Good, Clean and Fair Food for All: What Fair Food Means for Slow Food in Brazil and Germany

Friday, 11 July 2025: 12:00
Location: FSE001 (Faculty of Education Sciences (FSE))
Oral Presentation
Thalita KALIX GARCIA, Hertie School, Germany
To oppose the corporate food regime, food movements mobilize concepts such as food justice, food democracy, food sovereignty, food citizenship, among others. Slow Food is one of the forerunners of the food movements that emerged in Europe in the late 1980s, seeking to transform the agro-industrial food system because it is unsustainable, socially unjust, and produces nutritionally unsafe food. As an international movement, it has used some of these concepts throughout its history and in its various locations. Since 2005, Slow Food's philosophy has been to fight for good, clean and fair food. But what does good, clean and fair mean in a global movement with diverse contexts and over time?

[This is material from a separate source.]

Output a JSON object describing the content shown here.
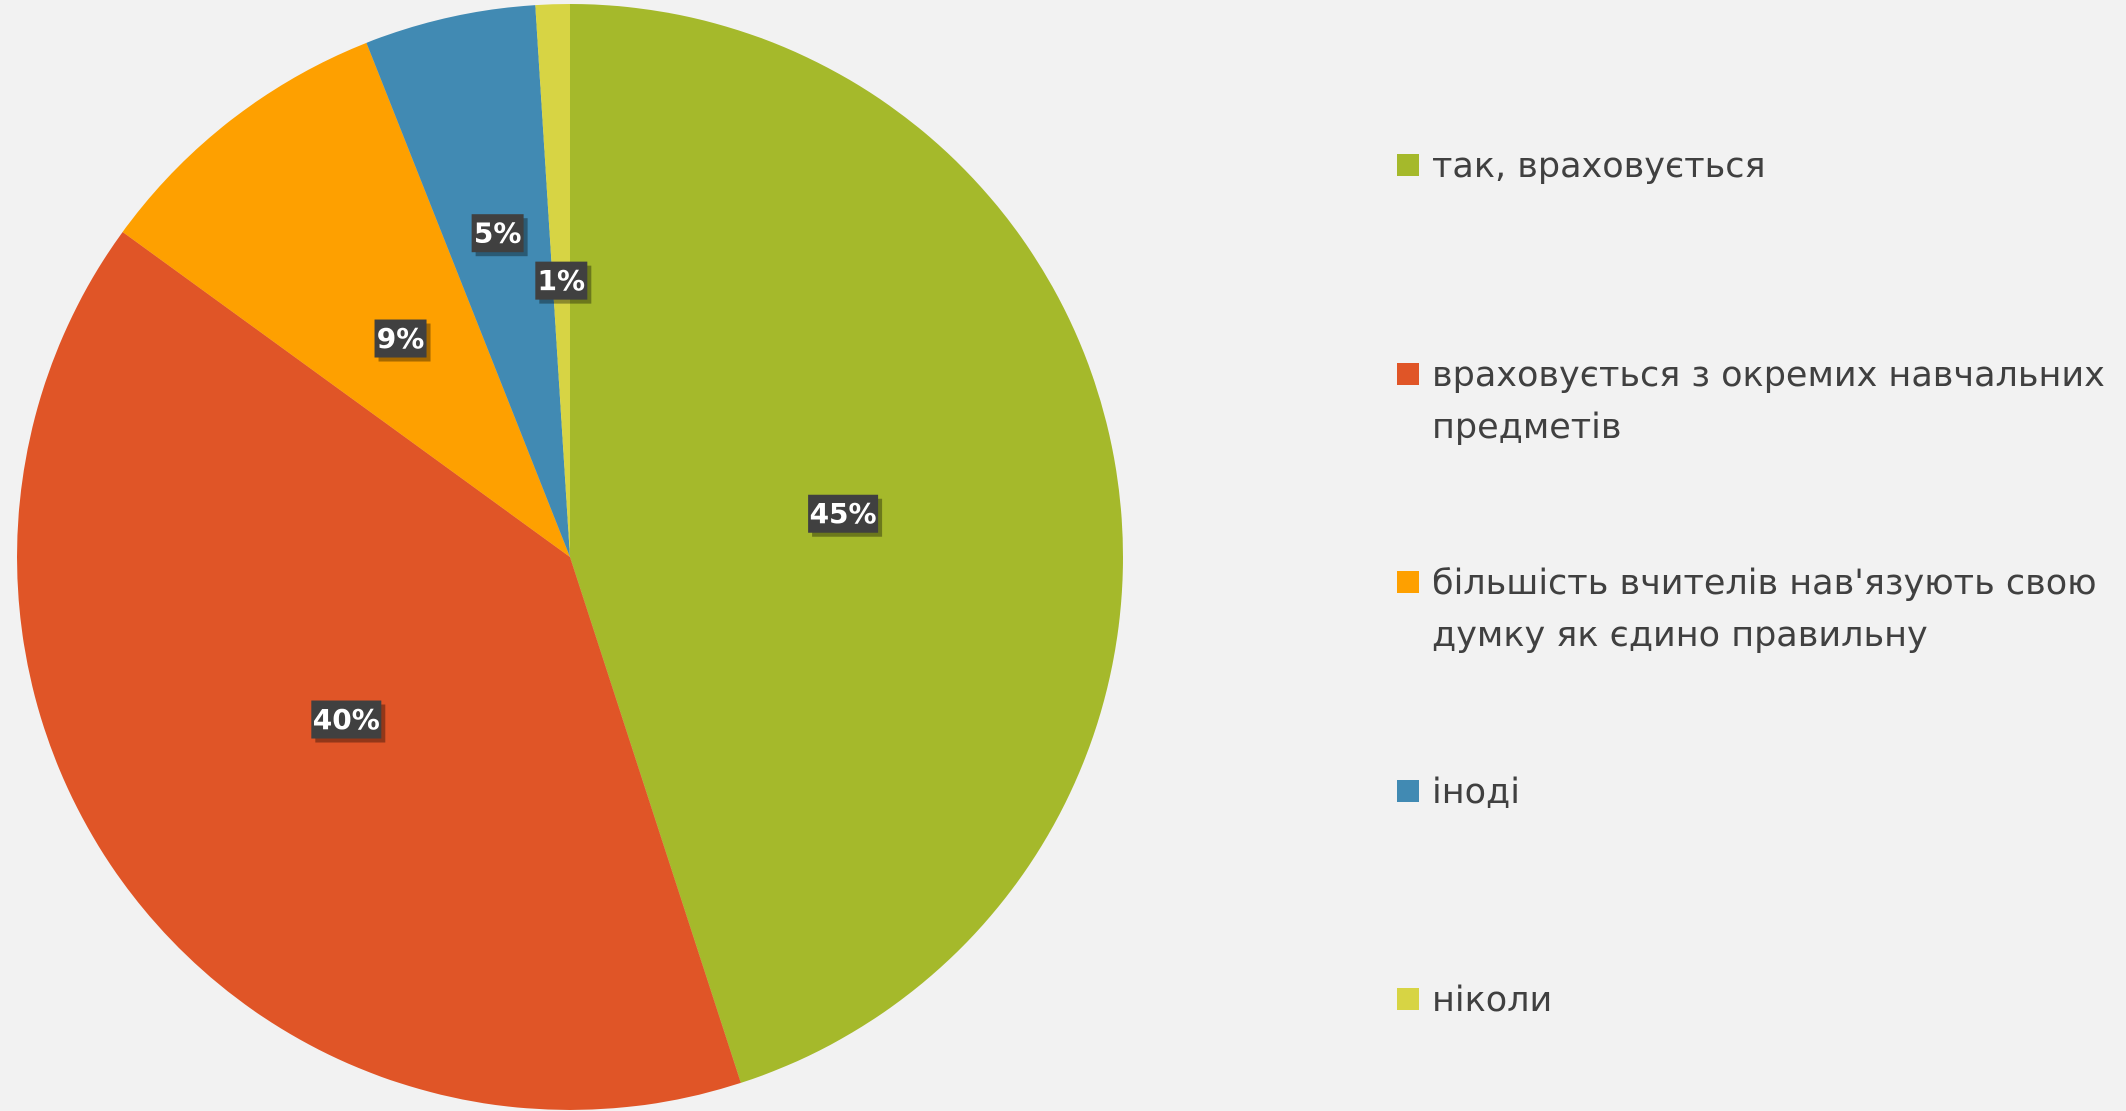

This paper builds on Slow Food's philosophy to explore how contextual differences shape the movement's development, focusing on case studies from Brazil and Germany. it seeks to understand how the concept of "fair food" can have different meanings and imply different modes of action within the same organization, according to the specificities of food politics in each case. Utilizing multi-sited ethnography conducted between 2019 and 2021, both in-person and virtually, the paper provides a comparative analysis of the movement’s agendas in both countries. It examines the specific meanings of "fair food" in each context, along with the associated struggles and discourse disputes, emphasizing the recent inclusion of "for all" in the movement's philosophy. Drawing on socio-anthropological literature on food movements, the chapter investigates how different understandings of "fair food" intersect with concepts like food justice, food democracy, food sovereignty, and fair trade, and how these discourses shape the movement's potential for social-ecological change.